Pretorius preferred to stand. Not a tall man, he liked a dramatic backdrop. It struck her that this scientific clutter might not actually work. The apparatus was put together like a live-in sculpture, to give the impression of a mad scientist’s lair.

‘So, the famous Kate Reed comes a-calling? She must be on the trail of a story. What story, pray, could interest such a distinguished lady scribbler? Only one springs to mind this cold, cold January.’

‘Dracula.’

The scientist looked up at the corners of his space, mobile eyebrows vibrating like antennae. He arranged his wrinkles into a wry smile.

‘That name. So familiar, yet so strange. Three syllables. Dra. Cu. La.’ He threw in a Transylvanian flourish, fluttering his dry-stick fingers, gesturing with an imaginary cape. ‘Count Dracula. Prince Dracula. King of the Cats.
Vampirus Rex Redivivus.
He who was dead and walks once more.’

‘You watch television, then?’

‘Avidly. Though the medium has not recovered from the cancellation of
Crossroads
.’

‘You’ve seen the Concert for Transylvania?’

‘Who hasn’t?’

The finale had been repeated more often than the
Monty Python
Dead Parrot sketch. Whole talk shows and quickie paperbacks were devoted to picking over what had actually happened barely a month ago, after the Short Lion and Timmy V finished squawking through ‘Imagine’.

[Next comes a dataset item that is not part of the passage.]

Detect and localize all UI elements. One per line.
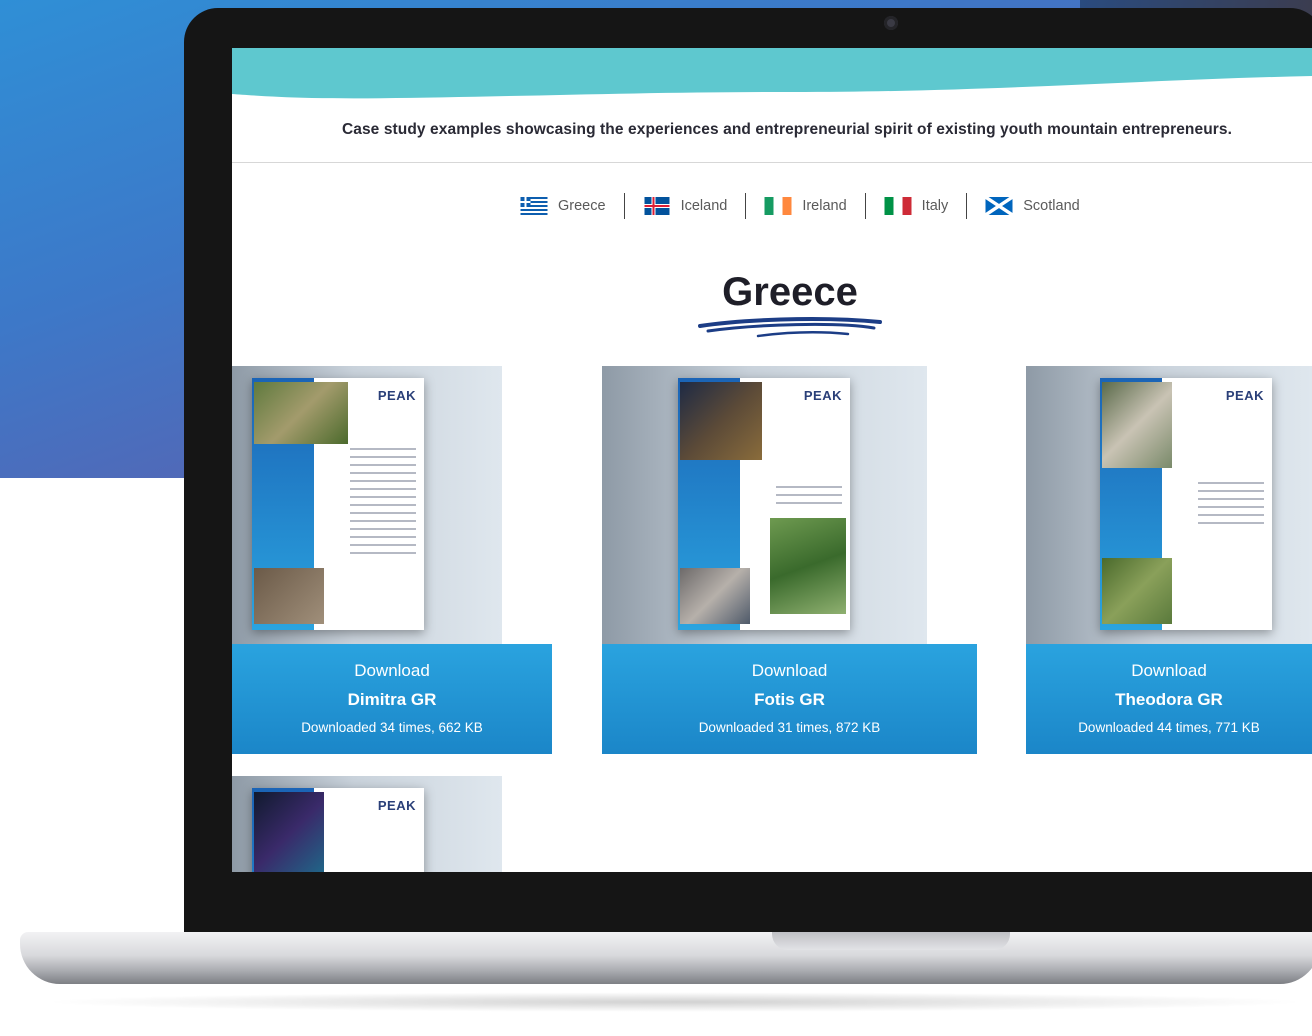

‘“I... am... Dracula,”’ quoted Pretorius. ‘Easy to say, of course.’

She remembered Marlon Brando repeating the line for a whole night’s shoot. In Transylvania.

‘But hard to mean,’ she said.

‘Oh yes. Very hard to mean.’

‘I saw Dracula dead. In Rome, in 1959. I saw his head struck off. I was covered with his blood. Later, on a beach, I saw his body burned. Ashes scattered.’

Pretorius nodded.

‘You performed the autopsy, Doctor. My friend Geneviève Dieudonné identified the body in the morgue where you were working.’

‘I remember. Pretty girl. Blonde. Nice smile, if you like smiles.’

‘Was there anything unusual about the corpse? Something that didn’t get into the reports?’

‘My dear Ms Reed, there was
everything
unusual about the corpse. It was
Count Dracula.
Don’t you understand? He was not - as you are not -a
natural
being. We are all law-breakers now, violating a dozen of God’s ordinances every day. Just by wearing spectacles, you refuse to accept the heavenly verdict of myopia. And by turning vampire, you venture into regions where science can be of only limited help. The Count journeyed far further. You have turned and stopped. He kept turning, turning, turning.’